Gilman’s process involved plenty of research, both interviewing former caseworkers and looking at materials online. “I tell my students not to use the Internet,” she says, “but there’s a whole lot of stuff on the Internet: caseworker manuals, court documents, surveys kids filled out about their caseworkers. There’s so much paperwork, so many forms.” (One of the manuals makes a cameo appearance in act two.) The sheer amount of material was almost overwhelming. “This much energy, this many resources, and at the end there’s no strategy, no preventative medicine. You’re treating a full-blown disease.”

<em>Luna Gale</em> director Robert Falls
Luna Gale director Robert FallsCredit: Liz Lauren

“There’s nothing in the play that would be a surprise to anyone in the field,” Falls adds. “It’s sad and horrible.”
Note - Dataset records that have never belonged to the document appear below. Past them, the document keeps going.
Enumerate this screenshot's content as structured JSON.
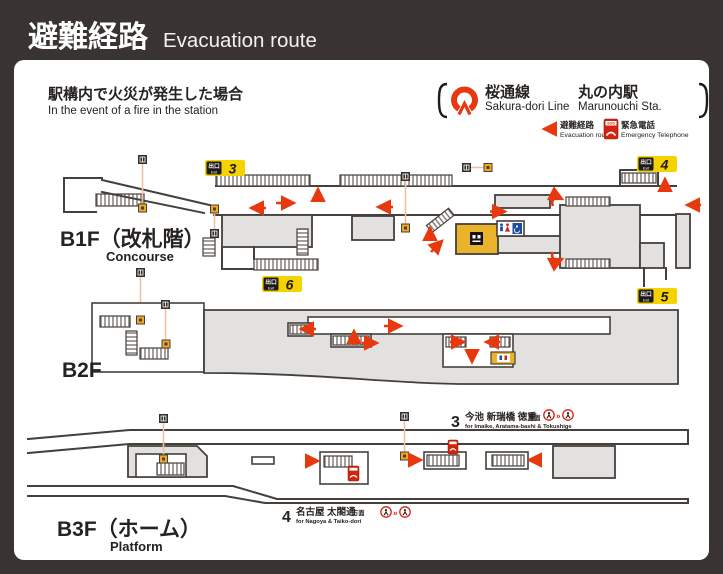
{
  "header": {
    "title_jp": "避難経路",
    "title_en": "Evacuation route"
  },
  "intro": {
    "jp": "駅構内で火災が発生した場合",
    "en": "In the event of a fire in the station"
  },
  "station": {
    "line_jp": "桜通線",
    "line_en": "Sakura-dori Line",
    "name_jp": "丸の内駅",
    "name_en": "Marunouchi Sta."
  },
  "legend": {
    "route_jp": "避難経路",
    "route_en": "Evacuation route",
    "phone_jp": "緊急電話",
    "phone_en": "Emergency Telephone"
  },
  "icons": {
    "phone_sos": "SOS",
    "car_separator": "»"
  },
  "floors": [
    {
      "label_jp": "B1F（改札階）",
      "label_en": "Concourse"
    },
    {
      "label_jp": "B2F",
      "label_en": ""
    },
    {
      "label_jp": "B3F（ホーム）",
      "label_en": "Platform"
    }
  ],
  "exits": [
    {
      "jp": "出口",
      "en": "Exit",
      "number": "3"
    },
    {
      "jp": "出口",
      "en": "Exit",
      "number": "4"
    },
    {
      "jp": "出口",
      "en": "Exit",
      "number": "6"
    },
    {
      "jp": "出口",
      "en": "Exit",
      "number": "5"
    }
  ],
  "directions": [
    {
      "number": "3",
      "dest_jp": "今池 新瑞橋 徳重",
      "suffix_jp": "方面",
      "en": "for Imaike, Aratama-bashi & Tokushige"
    },
    {
      "number": "4",
      "dest_jp": "名古屋 太閤通",
      "suffix_jp": "方面",
      "en": "for Nagoya & Taiko-dori"
    }
  ],
  "colors": {
    "accent_red": "#e8380d",
    "exit_yellow": "#f5d200",
    "map_yellow": "#e9b32b",
    "background": "#393432"
  }
}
In rehearsal, Falls has been trying to maintain the same sense Gilman had when writing: that the characters are living their lives instead of having their words and actions arranged for them by a playwright determined to show all sides of an issue. “I prefer to let a play develop slowly and naturally happen,” he says. A social worker visited the rehearsal room to talk with the cast; Fisher in particular observed the way she thought before she spoke in order to maintain her professionalism and not betray any feelings or prejudices. Caroline’s ability—or inability—to do this will affect Luna’s fate, as well as her own. “Caroline is at a crisis point in her life,” Falls observes. “Her decisions, whether they’re good or bad, make the play.”

And whether Fisher, Falls, and Gilman are able to convince their audience that Caroline is the one making those decisions will make Luna Gale a play, not a documentary or an after-school special.